Jimmy wasn’t going to let it go. “Gee, it seems like it would,” he said. “Maybe she bought it after—”
Jean looked at him.
“I own the house.”
He really hadn’t thought of that.
“It sat empty while my father was in prison during the years of appeals. Then it went to my brother Carey and he didn’t want to have anything to do with it and needed the money, so I bought it from him.”
“Why?”
“He needed money.”
“Why did you want it?”
“I don’t know. I guess I thought the answers were there. Here.”
“When was this?”
“When I was at Stanford.”
She made herself turn and look at it again, or to let him know she wasn’t afraid to.
“What’s it like inside?”
“You’ve never been back?” Jimmy said.
She shook her head. “My business manager pays the gardeners, the electricity.”

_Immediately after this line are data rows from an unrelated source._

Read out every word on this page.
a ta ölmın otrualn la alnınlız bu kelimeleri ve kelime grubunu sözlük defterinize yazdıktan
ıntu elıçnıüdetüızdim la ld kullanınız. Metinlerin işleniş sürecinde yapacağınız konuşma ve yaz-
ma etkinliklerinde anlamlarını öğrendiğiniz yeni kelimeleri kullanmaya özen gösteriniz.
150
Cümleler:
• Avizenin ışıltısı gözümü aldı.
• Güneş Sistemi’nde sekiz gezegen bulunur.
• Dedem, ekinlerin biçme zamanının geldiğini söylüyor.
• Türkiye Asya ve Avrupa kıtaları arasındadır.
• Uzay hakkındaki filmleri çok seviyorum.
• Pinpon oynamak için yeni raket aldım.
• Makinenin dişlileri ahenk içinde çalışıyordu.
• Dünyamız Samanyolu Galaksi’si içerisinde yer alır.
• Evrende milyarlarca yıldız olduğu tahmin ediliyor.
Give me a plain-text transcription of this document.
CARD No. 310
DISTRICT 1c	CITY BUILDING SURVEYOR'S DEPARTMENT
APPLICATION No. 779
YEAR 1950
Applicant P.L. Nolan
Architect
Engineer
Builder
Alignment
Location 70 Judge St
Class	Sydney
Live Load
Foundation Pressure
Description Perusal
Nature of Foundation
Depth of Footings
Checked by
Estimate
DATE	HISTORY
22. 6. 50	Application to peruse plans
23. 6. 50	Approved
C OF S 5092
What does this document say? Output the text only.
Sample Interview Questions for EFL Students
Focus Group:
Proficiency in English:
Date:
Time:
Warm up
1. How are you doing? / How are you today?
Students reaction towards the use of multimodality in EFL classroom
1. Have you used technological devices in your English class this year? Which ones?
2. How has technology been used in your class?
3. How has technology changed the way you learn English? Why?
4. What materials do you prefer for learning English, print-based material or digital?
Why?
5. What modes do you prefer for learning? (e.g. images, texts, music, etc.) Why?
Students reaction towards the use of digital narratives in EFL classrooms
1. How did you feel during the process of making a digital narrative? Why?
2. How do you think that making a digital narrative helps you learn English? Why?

“It’s like a museum, like a World’s Fair exhibit from 1977.”
Another chill ran through her.
“A little creepy,” Jimmy said. “So who is the woman?”
“I said I don’t know. I guess a transient. I should sell it, tear it down.”
Jean stared at the dark face of the house for a long moment.
“Are your parents alive?” she said.
The question knocked him off balance.
“No,” he said.
Her eyes were fixed on the house, as if waiting for the front door to open, as if she’d knocked.
“If I could see my mother’s face, at the moment it happened,” she said, “I’d know everything.”
“Or your father’s face,” Jimmy said.
Jean turned her back on the house again. This time he took her hand. He drew her to him, held her like a dancer. The wind came up again and it made the tackle on the mast of the sailboat across the canal clang, like a signal that something should be starting or ending.
She touched his forehead, where he’d been cut, knew somehow that it was part of this, that he had already given up something for her.
After a moment, she said, “I have trouble getting close to people.”
“I don’t know anybody who doesn’t anymore,” Jimmy said. “Maybe my friend Angel.”
“Why is that?” she said. “Do you know?”
“No.”
“We should go,” Jean said.
They were next to the seawall.
“Stand up on the wall,” Jimmy said.
She took his hand and stepped up onto the low wall, like the little girl who had lived in that house and been afraid. She walked along, balancing dramatically, happy again for a second, and when she stepped down she went into his arms and kissed him, both of them out of the reach of the past for another second, even though they were this close to it.